Im Textentwurf heißt es dazu wörtlich: „Auch unter Wissenschaftlern wurde die mögliche Eignung des Salzstockes Gorleben zum Endlager schon früh kontrovers diskutiert. Nicht zuletzt gehen der mit der Verabschiedung des Standortauswahlgesetzes eingeleitete Neustart der Endlagersuche und die Einsetzung der Kommission Lagerung hoch radioaktiver Abfallstoffe auch auf den Dauerkonflikt um den Standort Gorleben zurück.”
Am Ende steht die Empfehlung, Gorleben aus politischen Gründen aufzugeben. BI-Sprecher Wolfgang Ehmke: “Dass Gorleben nicht gestrichen wurde, um bei der Endlagersuche neu zu starten, war ebenfalls ein politischer Kompromiss.”
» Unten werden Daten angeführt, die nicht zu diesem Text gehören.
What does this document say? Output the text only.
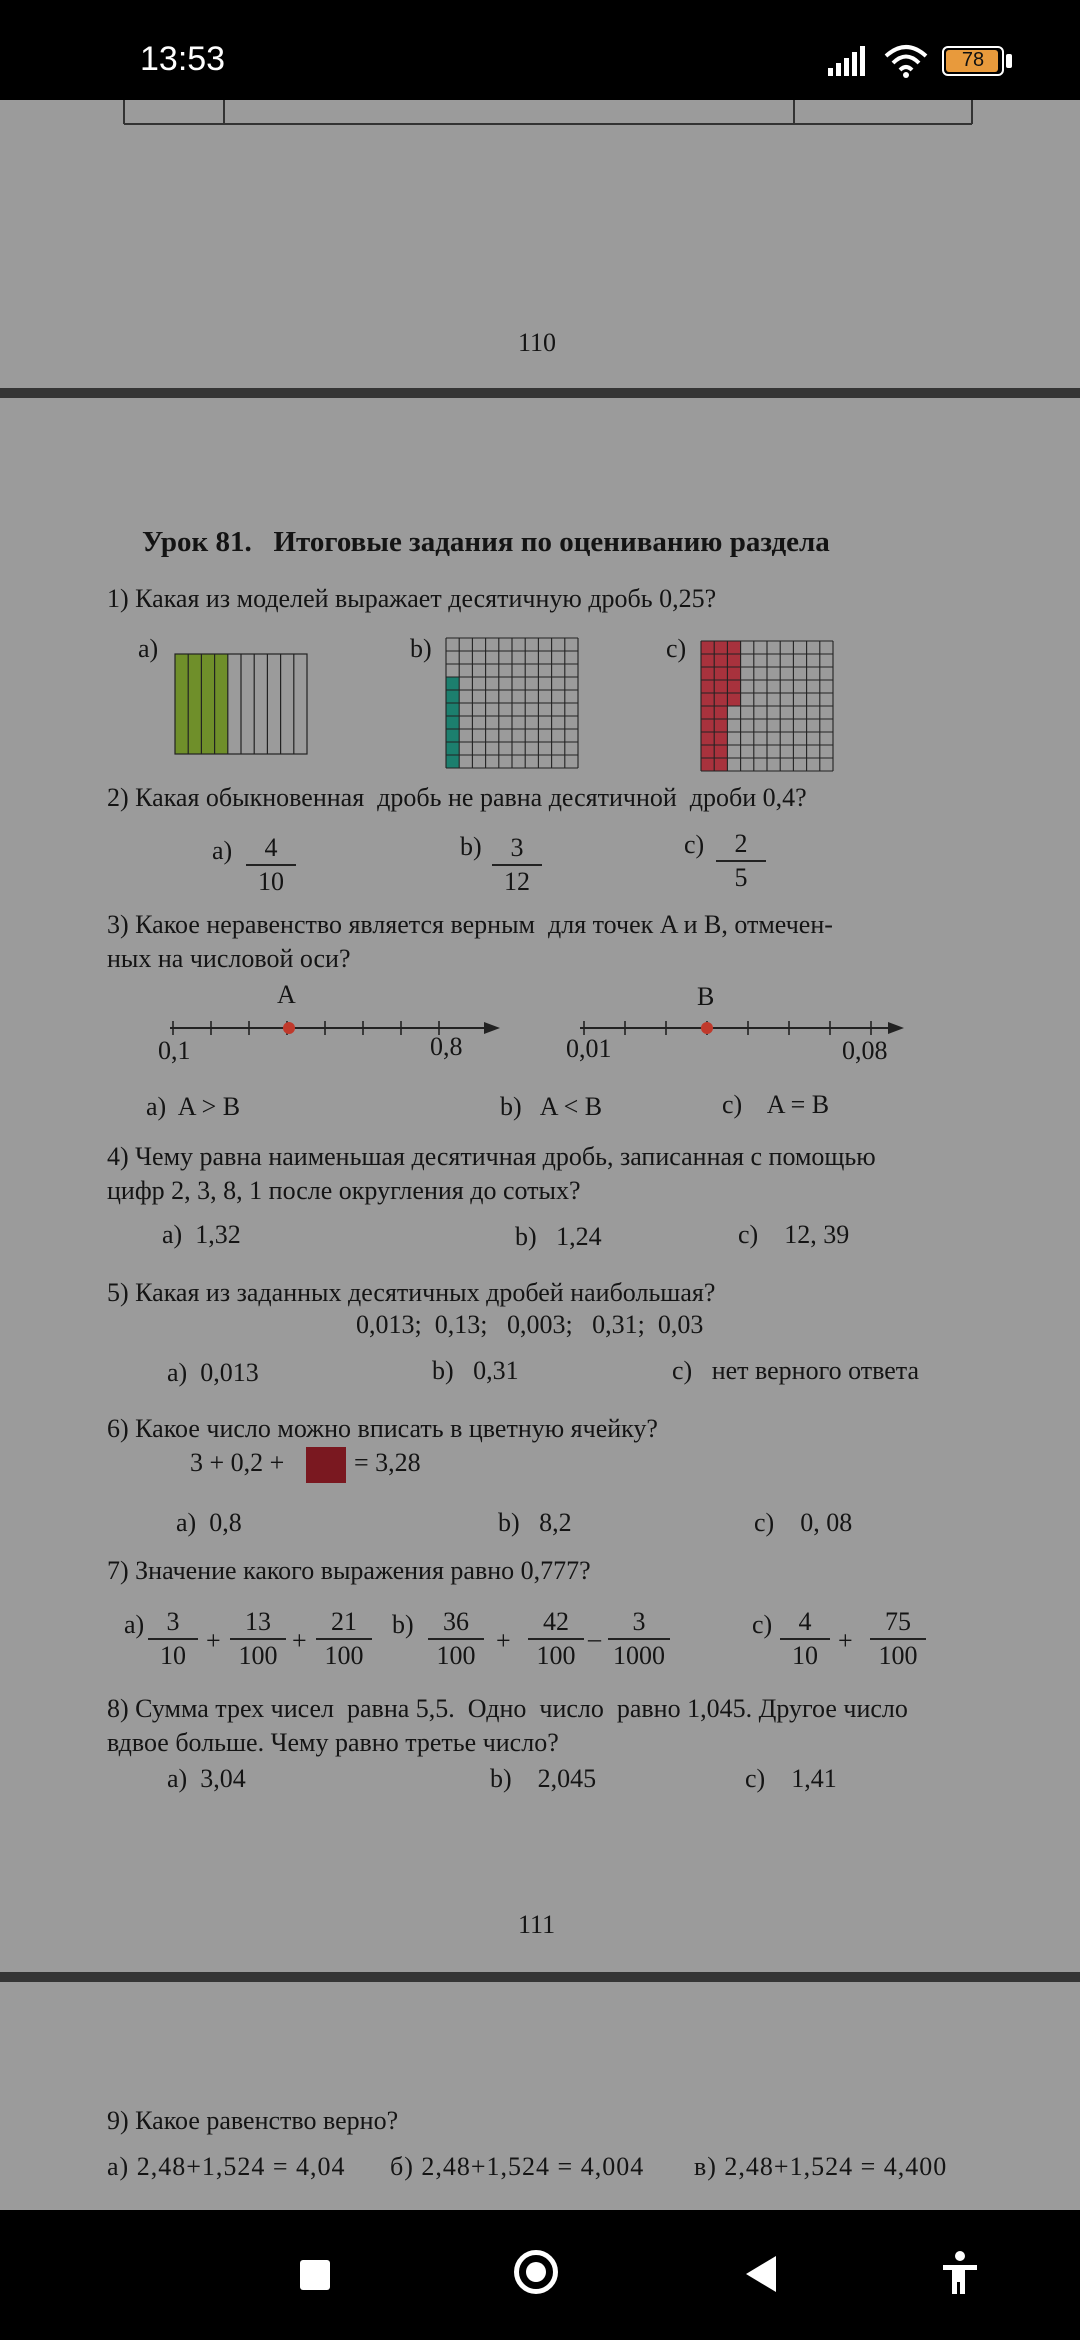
13:53	78
110
Урок 81.   Итоговые задания по оцениванию раздела
1) Какая из моделей выражает десятичную дробь 0,25?
a)	b)	c)
2) Какая обыкновенная  дробь не равна десятичной  дроби 0,4?
$a) \frac{4}{10}$	$b) \frac{3}{12}$	$c) \frac{2}{5}$
3) Какое неравенство является верным  для точек A и B, отмечен-
ных на числовой оси?
A
0,1	0,8
B
0,01	0,08
a)  A > B	b)   A < B	c)    A = B
4) Чему равна наименьшая десятичная дробь, записанная с помощью
цифр 2, 3, 8, 1 после округления до сотых?
a)  1,32	b)   1,24	c)    12, 39
5) Какая из заданных десятичных дробей наибольшая?
0,013;  0,13;   0,003;   0,31;  0,03
a)  0,013	b)   0,31	c)   нет верного ответа
6) Какое число можно вписать в цветную ячейку?
3 + 0,2 +	= 3,28
a)  0,8	b)   8,2	c)    0, 08
7) Значение какого выражения равно 0,777?
$a) \frac{3}{10} + \frac{13}{100} + \frac{21}{100} b) \frac{36}{100} + \frac{42}{100} - \frac{3}{1000}$	$c) \frac{4}{10} + \frac{75}{100}$
8) Сумма трех чисел  равна 5,5.  Одно  число  равно 1,045. Другое число
вдвое больше. Чему равно третье число?
a)  3,04	b)    2,045	c)    1,41
111
9) Какое равенство верно?
a) 2,48+1,524 = 4,04 б) 2,48+1,524 = 4,004 в) 2,48+1,524 = 4,400
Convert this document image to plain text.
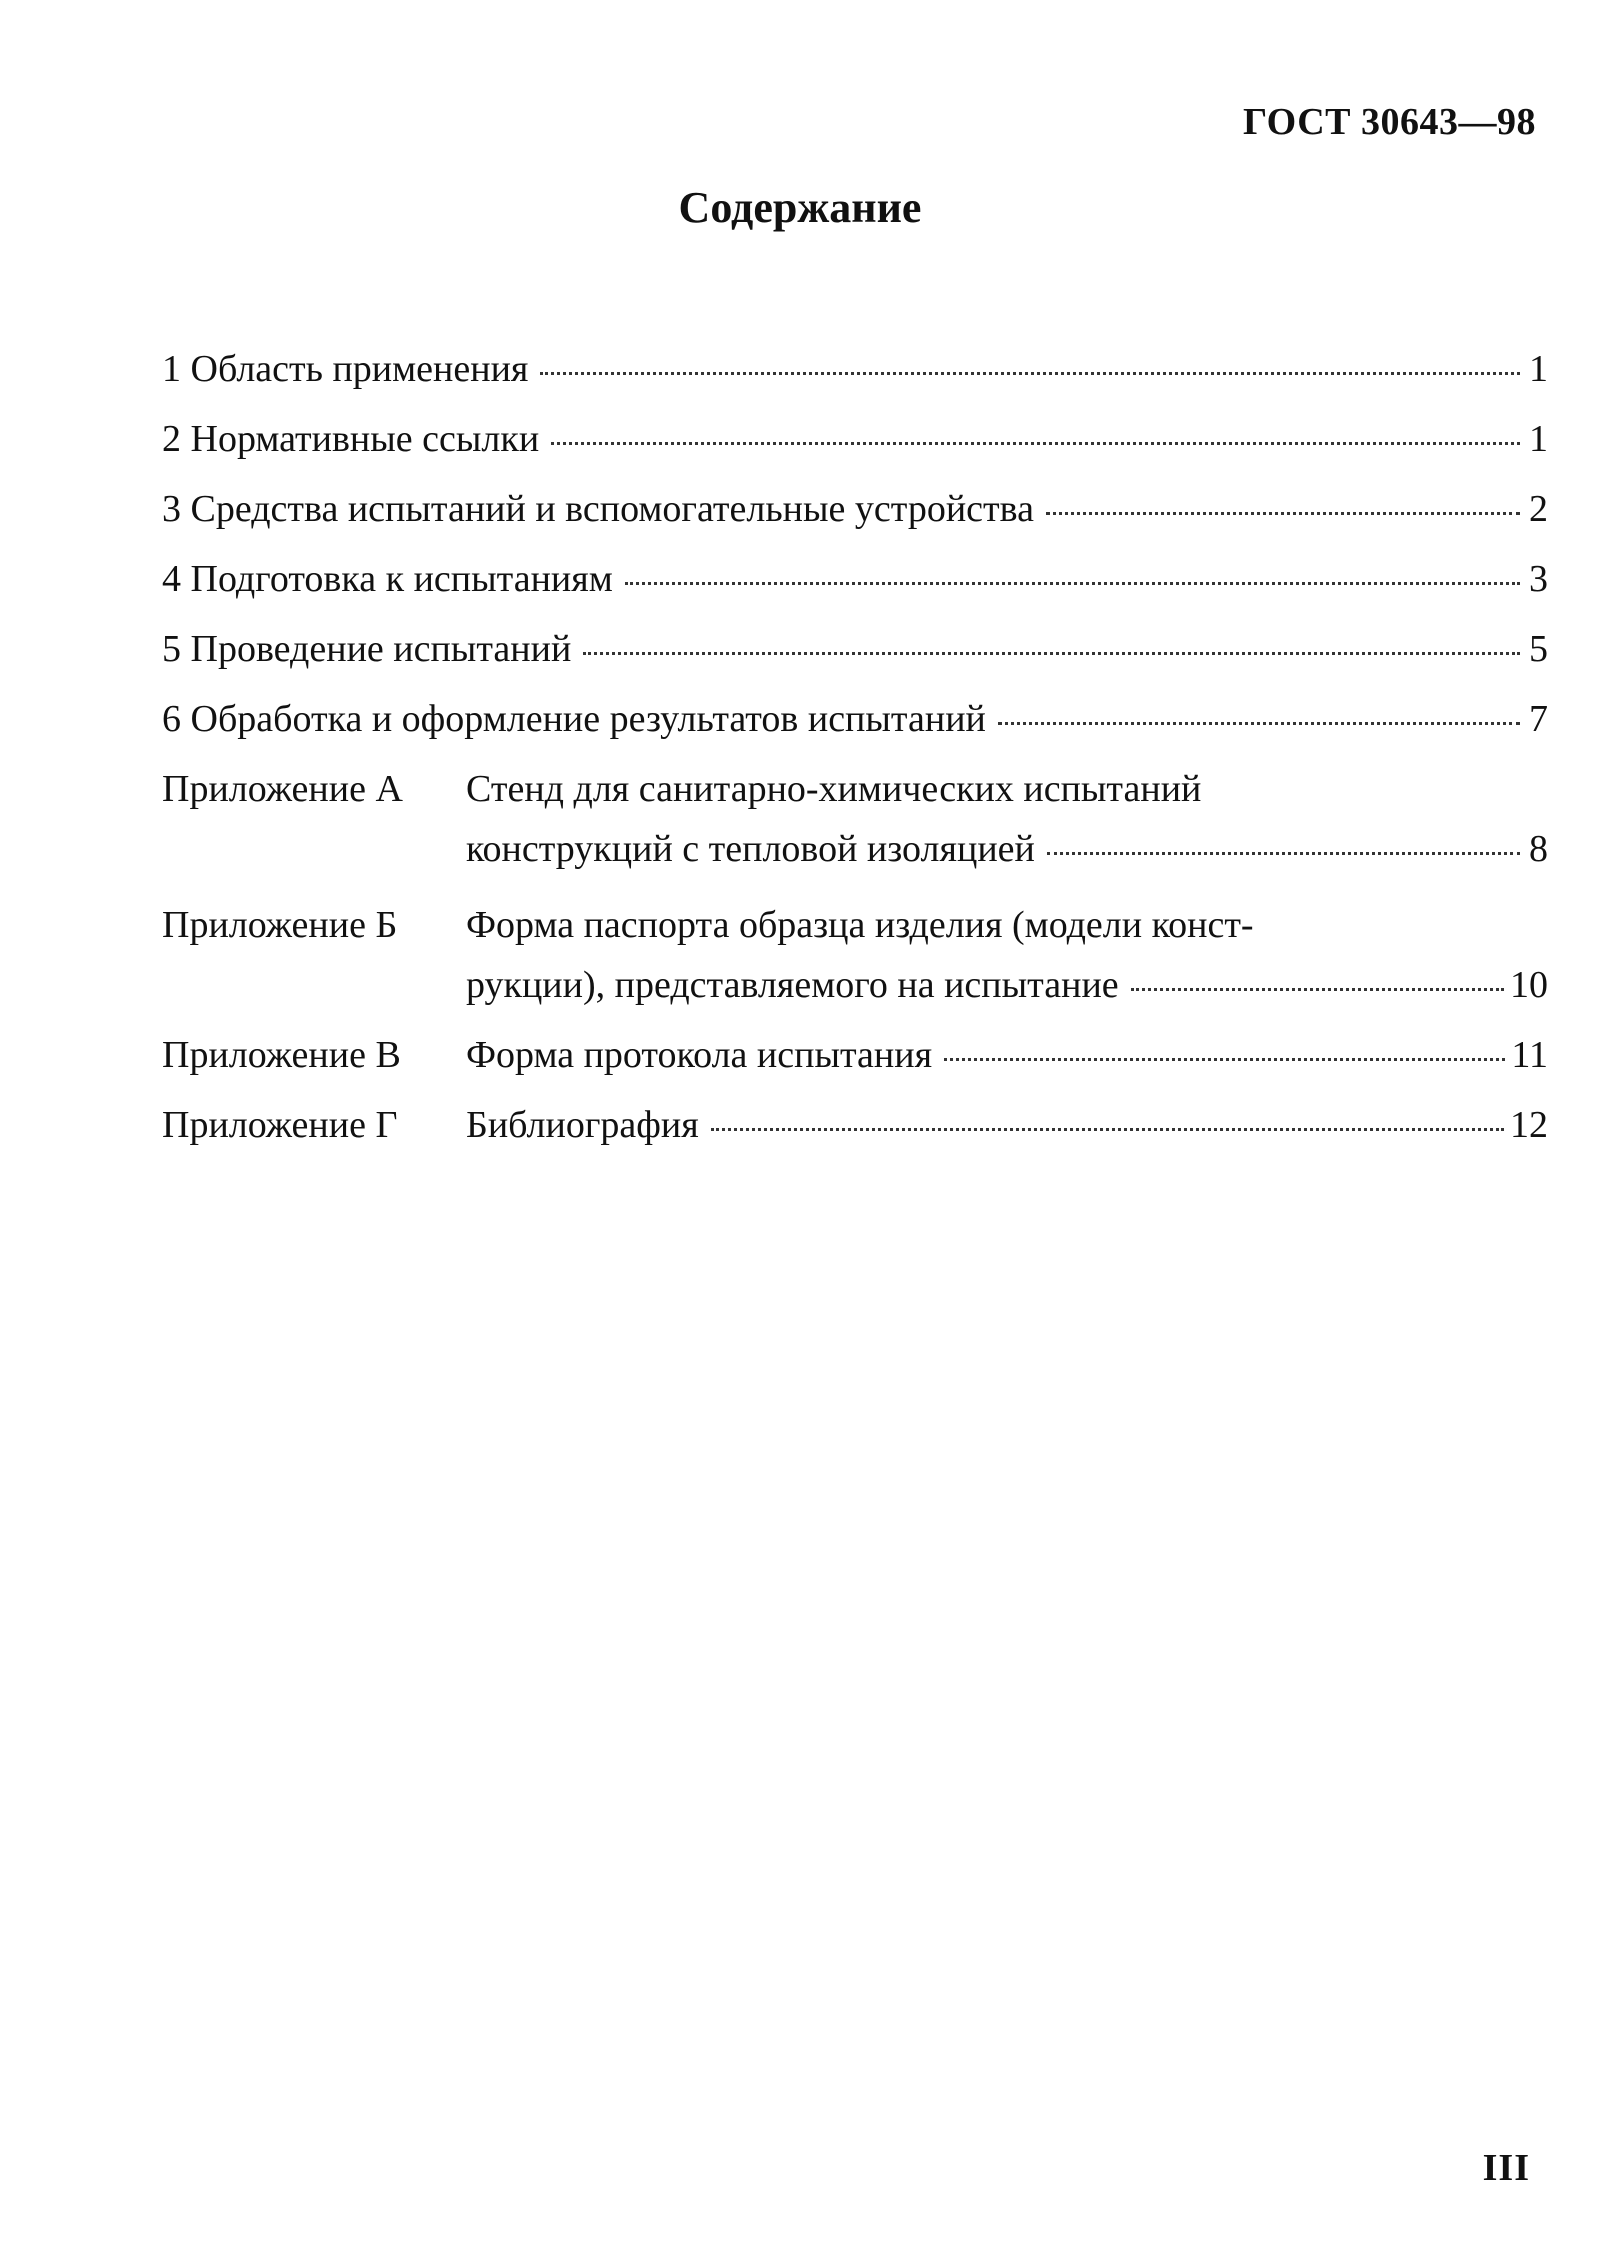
ГОСТ 30643—98
Содержание
1 Область применения	1
2 Нормативные ссылки	1
3 Средства испытаний и вспомогательные устройства	2
4 Подготовка к испытаниям	3
5 Проведение испытаний	5
6 Обработка и оформление результатов испытаний	7
Приложение А	Стенд для санитарно-химических испытаний
конструкций с тепловой изоляцией	8
Приложение Б	Форма паспорта образца изделия (модели конст-
рукции), представляемого на испытание	10
Приложение В	Форма протокола испытания	11
Приложение Г	Библиография	12
III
Leider fehle der wichtige Hinweis, dass es aussichtslos scheint, in der Fachwelt wegen der bestehenden Fronten in der geologischen Beurteilung eine Einigung zu erzielen. Ehmke: “Für einige Behörden wie die Bundesanstalt für Geowissenschaften wäre es ein Gesichtsverlust ohnegleichen, weil sie die Tricksereien mit initiiert und gebilligt haben. Deshalb empfehlen wir die Aufgabe Gorlebens, um endlich unbelastet von der Tricksereien und Lügen der Vergangenheit die Debatte um einen verantwortbaren Umgang mit dem Atommüll führen zu können.”“
Nun soll das Papier in der Adhoc-AG weiter beraten und sicherlich eingedampft werden. Mal sehen, was dann in der nächsten Sitzung der Kommission auf die Tagesordnung kommt.
(*) Der Autor ist Mitglied im BUND und arbeitet für den MdB Hubertus Zdebel.